For weather processing purpose, I am looking to retrieve automatically daily weather forecast data in Google Cloud Storage.
The files are available on public HTTP URL (http://dcpc-nwp.meteo.fr/openwis-user-portal/srv/en/main.home), but they are very large (between 30 and 300 Megabytes). Size of files is the main issue.
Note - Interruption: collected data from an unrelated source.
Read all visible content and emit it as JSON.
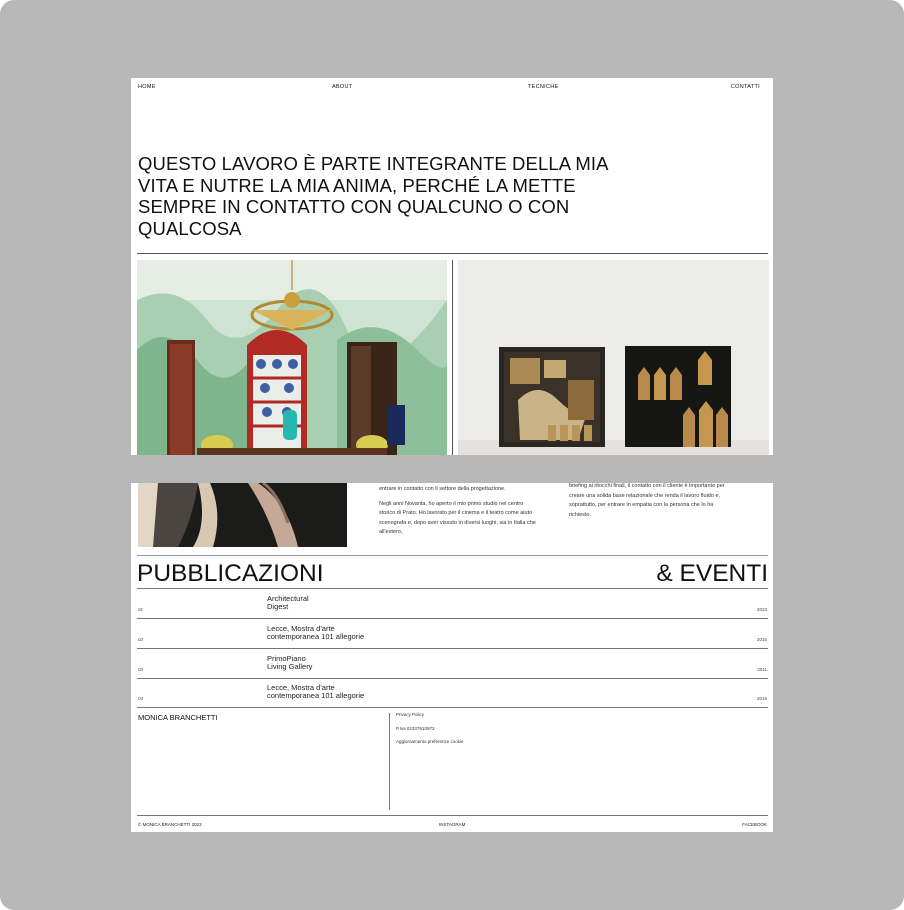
{
  "nav": {
    "home": "HOME",
    "about": "ABOUT",
    "techniques": "TECNICHE",
    "contacts": "CONTATTI"
  },
  "hero": {
    "title": "QUESTO LAVORO È PARTE INTEGRANTE DELLA MIA VITA E NUTRE LA MIA ANIMA, PERCHÉ LA METTE SEMPRE IN CONTATTO CON QUALCUNO O CON QUALCOSA"
  },
  "bio": {
    "col1_p1": "entrare in contatto con il settore della progettazione.",
    "col1_p2": "Negli anni Novanta, ho aperto il mio primo studio nel centro storico di Prato. Ho lavorato per il cinema e il teatro come aiuto scenografa e, dopo aver vissuto in diversi luoghi, sia in Italia che all'estero,",
    "col2_p1": "briefing ai ritocchi finali, il contatto con il cliente è importante per creare una solida base relazionale che renda il lavoro fluido e, soprattutto, per entrare in empatia con la persona che lo ha richiesto."
  },
  "publications": {
    "heading_left": "PUBBLICAZIONI",
    "heading_right": "& EVENTI",
    "rows": [
      {
        "num": "01",
        "title": "Architectural\nDigest",
        "year": "2023"
      },
      {
        "num": "02",
        "title": "Lecce, Mostra d'arte\ncontemporanea 101 allegorie",
        "year": "2016"
      },
      {
        "num": "03",
        "title": "PrimoPiano\nLiving Gallery",
        "year": "2011"
      },
      {
        "num": "04",
        "title": "Lecce, Mostra d'arte\ncontemporanea 101 allegorie",
        "year": "2016"
      }
    ]
  },
  "footer": {
    "name": "MONICA BRANCHETTI",
    "privacy": "Privacy Policy",
    "vat": "P.Iva 02337610972",
    "cookies": "Aggiornamento preferenze cookie",
    "copyright": "© MONICA BRANCHETTI 2023",
    "instagram": "INSTAGRAM",
    "facebook": "FACEBOOK"
  }
}
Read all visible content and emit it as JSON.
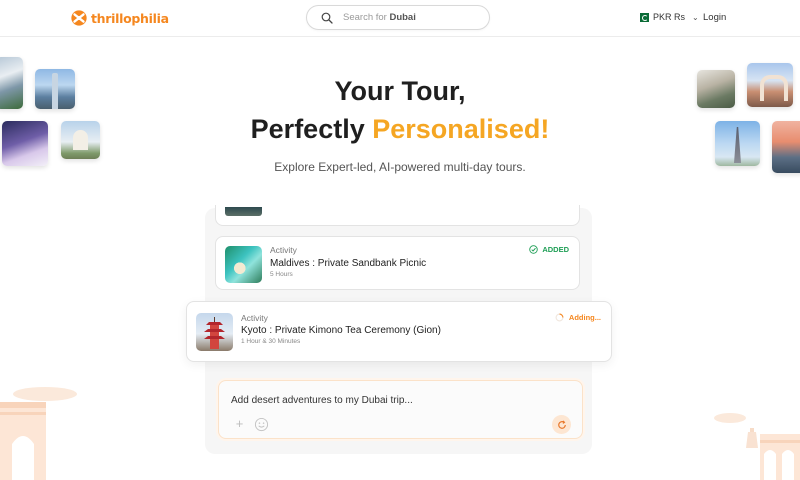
{
  "brand": {
    "name": "thrillophilia",
    "color": "#f5871f"
  },
  "header": {
    "search": {
      "prefix": "Search for",
      "term": "Dubai",
      "icon": "search-icon"
    },
    "currency": {
      "label": "PKR Rs",
      "flag": "pakistan-flag-icon"
    },
    "login_label": "Login"
  },
  "hero": {
    "line1": "Your Tour,",
    "line2_plain": "Perfectly",
    "line2_accent": "Personalised!",
    "accent_color": "#f5a623",
    "subtitle": "Explore Expert-led, AI-powered multi-day tours."
  },
  "activities": [
    {
      "type": "Activity",
      "title": "Maldives : Private Sandbank Picnic",
      "duration": "5 Hours",
      "status": "ADDED",
      "status_color": "#1e9e55"
    },
    {
      "type": "Activity",
      "title": "Kyoto : Private Kimono Tea Ceremony (Gion)",
      "duration": "1 Hour & 30 Minutes",
      "status": "Adding...",
      "status_color": "#f5871f"
    }
  ],
  "prompt": {
    "text": "Add desert adventures to my Dubai trip...",
    "plus_label": "+"
  }
}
After looking at previous stackoverflow topics, I have tried two unsuccessful methods:
1/ First attempt via urlfetch in Google App Engine
from google.appengine.api import urlfetch url = "http://dcpc-nwp.meteo.fr/servic..." result = urlfetch.fetch(url) [...] # Code to save in a Google Cloud Storage bucket
But I get the following error message on the urlfetch line :
DeadlineExceededError: Deadline exceeded while waiting for HTTP response from URL
2/ Second attempt via the Cloud Storage Transfert Service
According to the documentation, it is possible to retrieve HTTP Data into Cloud Storage directly via the Cloud Storage Transfert Service : https://cloud.google.com/storage/transfer/reference/rest/v1/TransferSpec#httpdata
But it requires the size and md5 of the files before the download. This option cannot work in my case because the website does not provide those information.
3/ Any ideas ?
Do you see any solution to retrieve automatically large file on HTTP into my Cloud Storage bucket?